Culottés les dirigeants de SpaceClaim ! Lancer une nouvelle solution de conception mécanique dans un marché déjà largement pourvu en la matière. Il faut dire que le fondateur de cette jeune pousse n’est autre que Mike Payne, cofondateur de PTC, ex SolidWorks et ex-Dassault Systèmes. Et devinez où se trouve le siège de l’entreprise ? A Concord, dans le Massachussetts à environ 400 mètres du quartier général de SolidWorks aux USA ! Si l’on rajoute que le cœur du produit n’est autre que le modeleur Acis développé par la société Spatial, rachetée en 2000 par Dassault Systèmes, les ingrédients sont là pour constituer un roman à rebondissements…
Le public visé par SpaceClaim ? Le même que celui d’Adobe avec son outil Acrobat 3D. Les 80% d’utilisateurs de 3D qui ne produisent pas de modèles, mais visualisent des fichiers, les annotent, les modifient, les intègrent à leur propre système, etc. C’est-à-dire l'équipe étendue de développement des produits comme les fournisseurs, les ingénieurs de fabrication, les ingénieurs d'analyse et les gestionnaires de l'ingénierie… et qui représentent, selon la start-up, plus de 4 millions de clients potentiels !
Nous n’avons malheureusement pu voir une démonstration de l’outil. L’éditeur annonce cependant quelques caractéristiques originales. La conception 3D n’utilise ni arbre de construction, ni features, mais une « modélisation flexible et adaptative qui anticipe les besoins de l’utilisateur. La création d'inférences géométriques fonctionne discrètement et en temps réel pour mettre en évidence les similitudes de conception, telles que les alésages de rayon identique ou les surfaces coplanaires, afin d'aider l'utilisateur à créer et modifier les géométries.

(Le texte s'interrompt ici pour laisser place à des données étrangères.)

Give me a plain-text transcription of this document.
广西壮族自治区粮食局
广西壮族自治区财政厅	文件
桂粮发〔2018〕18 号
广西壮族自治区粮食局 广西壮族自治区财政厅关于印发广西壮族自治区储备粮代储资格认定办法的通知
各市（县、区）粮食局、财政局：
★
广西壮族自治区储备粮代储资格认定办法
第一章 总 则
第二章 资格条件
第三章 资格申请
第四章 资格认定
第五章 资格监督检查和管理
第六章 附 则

L'espace de travail intégré pour les composants et les assemblages prend en charge la conception descendante en permettant aux utilisateurs de diviser et fusionner les composants et de modifier la structure d'assemblage en fonction des besoins. » Plus étonnant, le choix du format de données : XML. Standard ouvert qui permet d'accéder à toutes les données de conception pour la gestion des données des produits et du cycle de vie, garantissant ainsi une protection à long terme des données des clients. Etant donné son positionnement, SpaceClaim autorise l’importation et l’exportation vers un large choix de formats : Catia® V5 et V4, NX®, Pro/E®, SolidWorks®, Inventor®, ACIS®, Parasolid®, IGES, STEP, DWG, DXF™ et VDA. Mais attention, ces interfaces natives sont payantes. Enfin, la bibliothèque de pièces standards de TraceParts est incluse dans le package.
Le logiciel sera commercialisé à travers le Web et un réseau de VAR en cours de constitution. Une version française devrait voir le jour en septembre. La politique tarifaire est sans doute le plus original : une location par contrat de trois ans au prix de 125 $ par mois. Petit bémol, il est nécessaire d’avoir une connexion internet. Passé un délai de 45 jours sans connexion et votre logiciel bascule en « viewer seulement ».